Rorschach é, sem sombra de dúvidas, um dos personagens mais fascinantes de todos os universos das HQs, sendo DC ou sendo Marvel.


Rorschach


Walter Joseph Kovacs era filho de Sylvia Kovacs, uma prostituta, e de um desconhecido chamado “Charlie”. Aparentemente o pai foi comprar cigarro.


Sua mãe era agressiva com ele, fazendo que com sua infância fosse muito difícil e ele aprendesse a usar a violência como forma de se comunicar.


Após espancar um garoto, deixando-o cego e arrancar a orelha de um outro, o Conselho Tutelar recolheu o pequeno Walter e o levou para um orfanato onde ele desenvolveu talento para educação religiosa, política e literatura, tendo aprendido também a lutar boxe, lutas de rua e praticar ginástica artística, o que o auxiliou na sua agilidade e flexibilidade.


Kovacs terminou a escola e conseguiu um emprego de arrumador de vestuários numa loja de vestidos, onde ele conheceu um tecido criado pelo Dr. Manhattan, um tecido que possuía líquidos que eram sensíveis ao calor entre as camadas de látex, produzindo cores preta e branca similares ao Teste de Rorschach.


Ele recuperou o material de um vestido que tinha sido usado por uma jovem italiana chamada Kitty Genovese. Dois anos depois, Kitty foi sexualmente abusada e assassinada, mas não gerou grande comoção dos seus vizinhos.


A apatia da vizinhança fez com que Kovacs desenvolvesse nojo da sociedade, fazendo uma máscara a partir do tecido do vestido da moça e começasse a trabalhar como o detetive/vigilante Rorschach, um benfeitor que, naquela altura, deixava os criminosos vivos para que as autoridades os punissem.


No ano de 1975 ele investigou o sequestro de Blair Roche, uma menina de apenas 6 anos de idade.


Ele prometeu aos pais dela que à devolveria viva.


Ao investigar a situação, ele quebrou o braço de um suspeito durante um interrogatório para conseguir informações do paradeiro da menina, chegando a uma loja de costura aparentemente abandonada. Durante a busca por indícios da garotinha, Rorschach encontrou peças íntimas de uma criança no forno da casa, sinais de luta, várias facas em uma gaveta, com uma manchada de sangue humano e, posteriormente, dois cães brigando por um osso humano com um sapato de criança pendurado no quintal.


Ele mata os cães, apaga todas as luzes e aguarda o assassino da menina, Gerald Grice, de 53 anos.


Quando o homem chega, se assusta e apanha, sendo posteriormente preso a um pedaço de ferro enquanto Walter Kovacs joga gasolina sobre seu corpo.


Depois de uma sessão de tortura, Gerald Grice admite o crime e, pensando que Walter Kovacs é um policial, pede para se entregar.


Você já percebeu que é comum nos filmes americanos que os criminosos se entreguem? Isso é algo esquisito e para nós parece um tanto pastelão, mas isso faz parte do plea bargaining, uma negociação de culpa que faz com que o criminoso tenha sua pena abrandada.


Não funcionou com Rorschach, ele jogou uma serra para o bandido e disse que se ele quisesse sair dali, teria que serrar a própria mão.


Impaciente, ele ateou fogo no bandido e ficou esperando a polícia chegar, coisa que não aconteceu até o amanhecer.


Toda a esperança de um mundo melhor morria ali, junto com Walter Kovacs, que agora seria para sempre apenas Rorschach.

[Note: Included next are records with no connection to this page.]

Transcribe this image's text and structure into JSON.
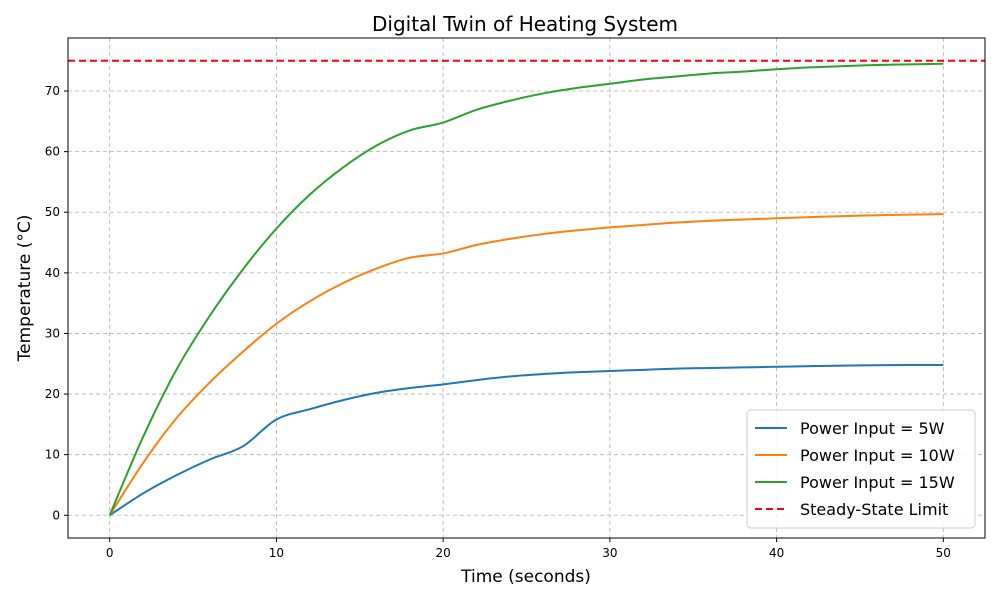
{
  "chart_data": {
    "type": "line",
    "title": "Digital Twin of Heating System",
    "xlabel": "Time (seconds)",
    "ylabel": "Temperature (°C)",
    "xlim": [
      -2.5,
      52.5
    ],
    "ylim": [
      -3.75,
      78.75
    ],
    "xticks": [
      0,
      10,
      20,
      30,
      40,
      50
    ],
    "yticks": [
      0,
      10,
      20,
      30,
      40,
      50,
      60,
      70
    ],
    "grid": true,
    "legend_position": "lower-right",
    "series": [
      {
        "name": "Power Input = 5W",
        "color": "#1f77b4",
        "style": "solid",
        "x": [
          0,
          2,
          4,
          6,
          8,
          10,
          12,
          14,
          16,
          18,
          20,
          22,
          24,
          26,
          28,
          30,
          32,
          34,
          36,
          38,
          40,
          42,
          44,
          46,
          48,
          50
        ],
        "y": [
          0,
          3.6,
          6.6,
          9.2,
          11.4,
          15.8,
          17.5,
          19.0,
          20.2,
          21.0,
          21.6,
          22.3,
          22.9,
          23.3,
          23.6,
          23.8,
          24.0,
          24.2,
          24.3,
          24.4,
          24.5,
          24.6,
          24.7,
          24.75,
          24.8,
          24.8
        ]
      },
      {
        "name": "Power Input = 10W",
        "color": "#ff7f0e",
        "style": "solid",
        "x": [
          0,
          2,
          4,
          6,
          8,
          10,
          12,
          14,
          16,
          18,
          20,
          22,
          24,
          26,
          28,
          30,
          32,
          34,
          36,
          38,
          40,
          42,
          44,
          46,
          48,
          50
        ],
        "y": [
          0,
          8.6,
          16.0,
          21.9,
          27.0,
          31.6,
          35.3,
          38.3,
          40.7,
          42.5,
          43.2,
          44.6,
          45.6,
          46.4,
          47.0,
          47.5,
          47.9,
          48.3,
          48.6,
          48.8,
          49.0,
          49.2,
          49.35,
          49.5,
          49.6,
          49.7
        ]
      },
      {
        "name": "Power Input = 15W",
        "color": "#2ca02c",
        "style": "solid",
        "x": [
          0,
          2,
          4,
          6,
          8,
          10,
          12,
          14,
          16,
          18,
          20,
          22,
          24,
          26,
          28,
          30,
          32,
          34,
          36,
          38,
          40,
          42,
          44,
          46,
          48,
          50
        ],
        "y": [
          0,
          12.9,
          24.0,
          32.9,
          40.6,
          47.3,
          52.9,
          57.4,
          61.0,
          63.5,
          64.8,
          66.9,
          68.4,
          69.6,
          70.5,
          71.2,
          71.9,
          72.4,
          72.9,
          73.2,
          73.6,
          73.9,
          74.1,
          74.3,
          74.4,
          74.5
        ]
      },
      {
        "name": "Steady-State Limit",
        "color": "#ff0000",
        "style": "dashed",
        "x": [
          -2.5,
          52.5
        ],
        "y": [
          75,
          75
        ]
      }
    ]
  }
}
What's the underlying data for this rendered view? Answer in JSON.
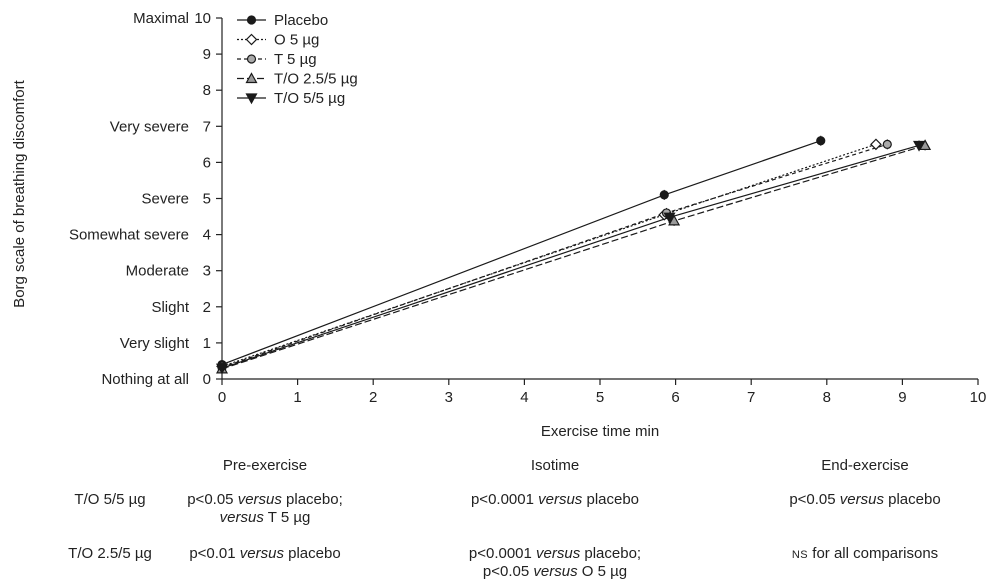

“Às vezes, para fazer as coisas direito você tem que fazer coisas erradas. Estou disposto a fazer essas coisas. Eu sempre estive disposto a fazê-las.” – Rorschach


O fato é que dali pra frente ele se tornou o que muita gente gostaria que a justiça fosse, um assassino de assassinos.


Essa ideia de ser uma espécie de justiceiro não é nova e a Marvel também bebe desta água, através do Punisher (em bom português, justamente o justiceiro) , mas convenhamos que na vida real esse tipo de “serviço” seria algo extremamente perigoso.


Quem garante que o assassino de assassinos será justo durante uma captura, julgamento e punição?


Rorschach e outros personagens do gênero nutrem a nossa fantasia no mundo fictício, mas convenhamos, na vida real qualquer um que se torna-se um justiceiro implacável passaria a produzir o próprio padrão de moral e sucumbiria ao poder de ter vidas nas suas mãos.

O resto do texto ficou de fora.